The answer to that may vary, but frame the question as a negative and the reply is always the same: What's not in it for France is that America should emerge with its present pre-eminence even more enhanced. France is in the business of la gloire de la republique, and right now the main obstacle to that is the post-Soviet unipolar geopolitical settlement. They are not temperamentally suited to being anyone's sidekick: If Tony Blair wants to play Athens to America's Rome, or Tonto to Bush's Lone Ranger, or Sandy the dog to Dubya's Little Orphan Annie, fine. The French aren't interested in any awards for Best Supporting Actor.

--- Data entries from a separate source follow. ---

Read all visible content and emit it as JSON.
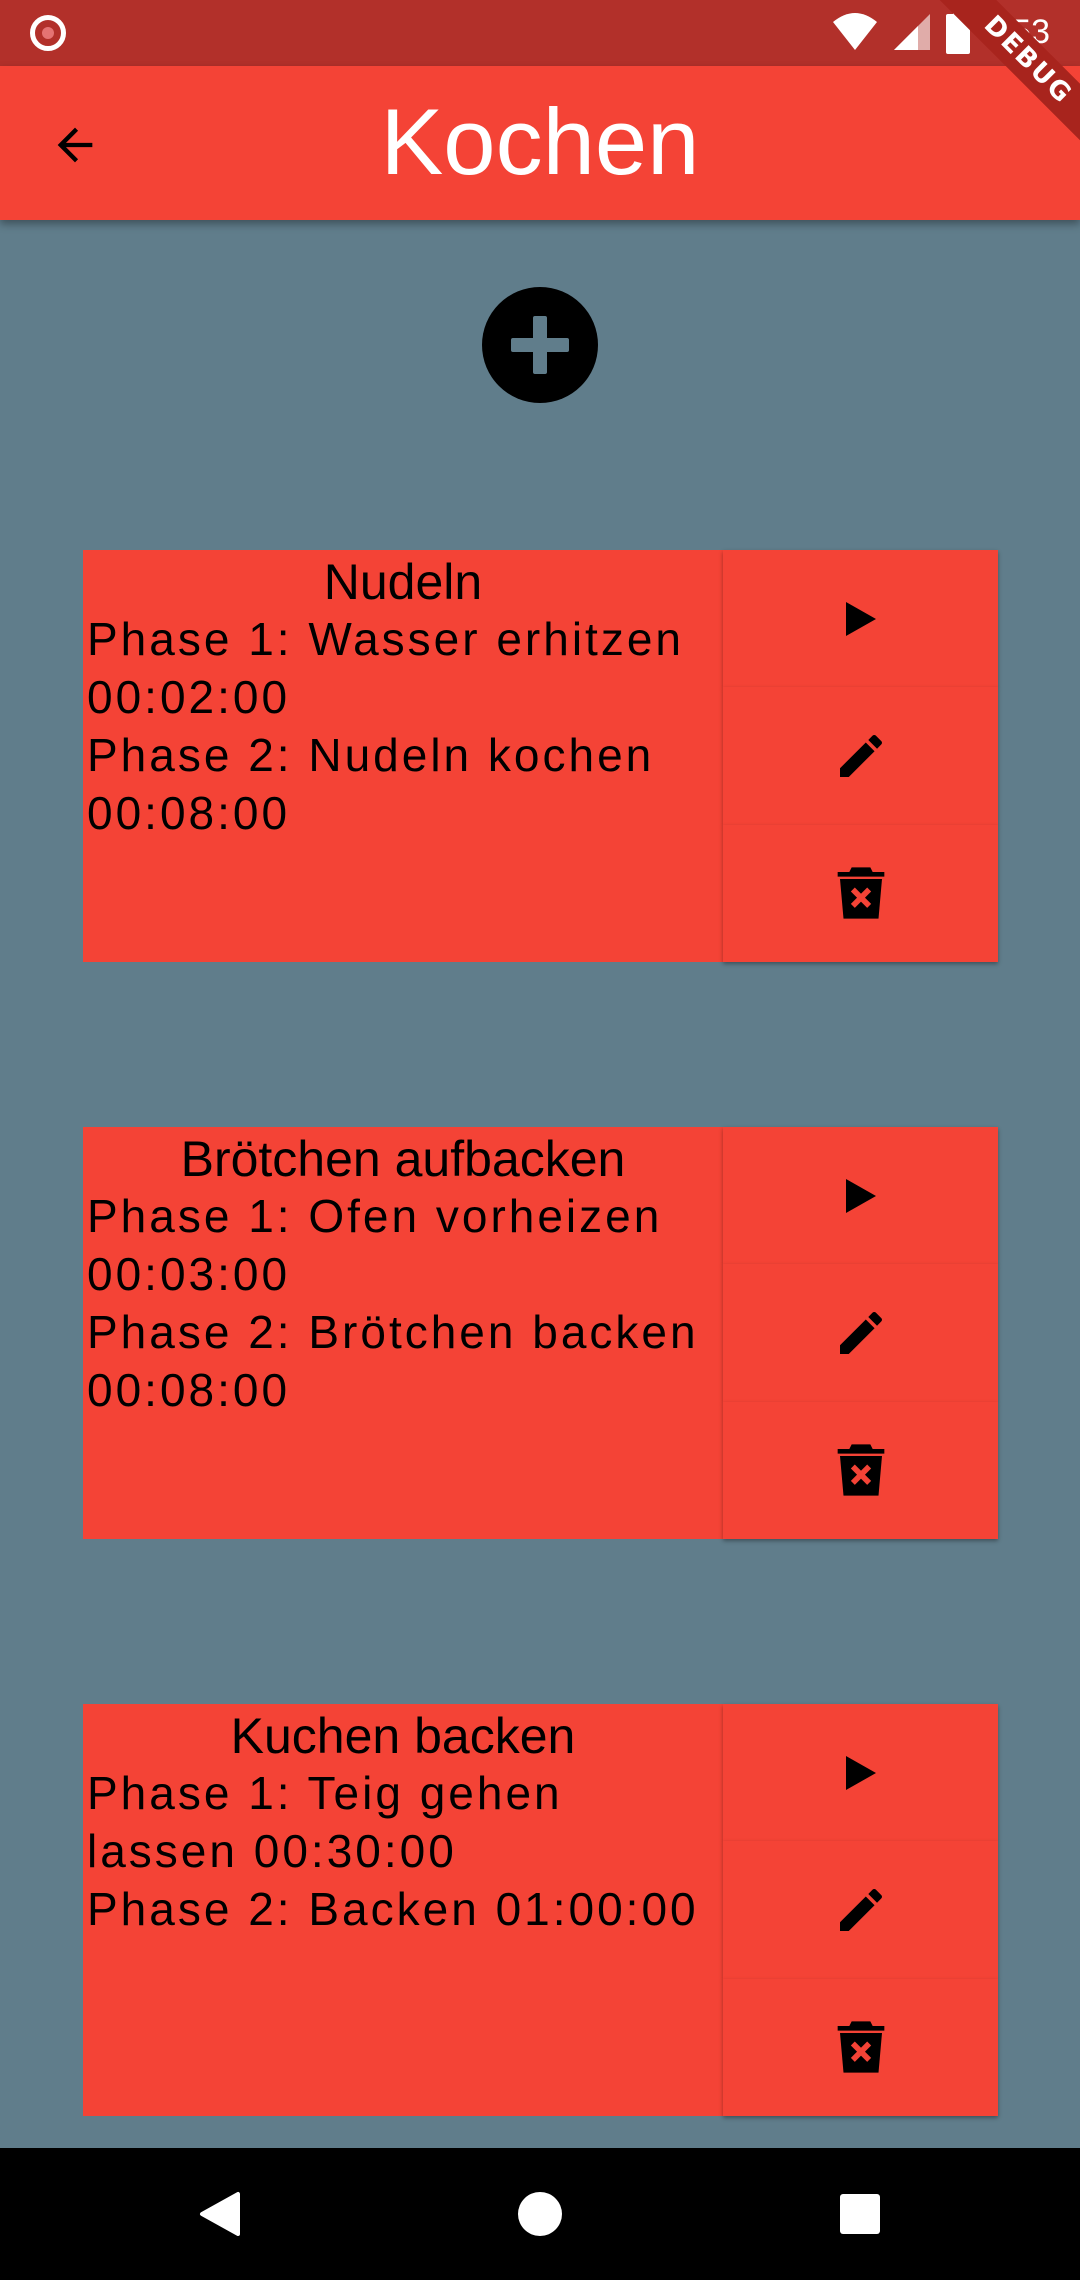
{
  "status_bar": {
    "time": "2:53",
    "debug_label": "DEBUG"
  },
  "app_bar": {
    "title": "Kochen"
  },
  "recipes": [
    {
      "name": "Nudeln",
      "phases": [
        "Phase 1: Wasser erhitzen 00:02:00",
        "Phase 2: Nudeln kochen 00:08:00"
      ]
    },
    {
      "name": "Brötchen aufbacken",
      "phases": [
        "Phase 1: Ofen vorheizen 00:03:00",
        "Phase 2: Brötchen backen 00:08:00"
      ]
    },
    {
      "name": "Kuchen backen",
      "phases": [
        "Phase 1: Teig gehen lassen 00:30:00",
        "Phase 2: Backen 01:00:00"
      ]
    }
  ],
  "colors": {
    "primary": "#F44336",
    "status_bar": "#B2302A",
    "background": "#607D8B"
  },
  "icons": {
    "back": "arrow-left-icon",
    "add": "plus-circle-icon",
    "play": "play-icon",
    "edit": "pencil-icon",
    "delete": "trash-icon"
  }
}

This isn't quite the same as being a bunch of spineless appeasers. As far as I can see, American pop culture only ever has room for one joke about the French. For three decades, the Single French Joke was that they were the guys who thought Jerry Lewis was a genius. I don't particularly see the harm in that myself, at least when compared to thinking, say, Jean-Paul Sartre is a genius. But, since September 11th, the new Single French Joke has been that they're "cheese-eating surrender monkeys," a phrase introduced on The Simpsons but greatly popularized by Jonah Goldberg of National Review. Jonah, you'll recall, recently flayed us Canadians for being a bunch of northern pussies, but it's a measure of the contempt in which he holds our D-list Dominion that we didn't even merit a pithy four-word sneer-in-a-can.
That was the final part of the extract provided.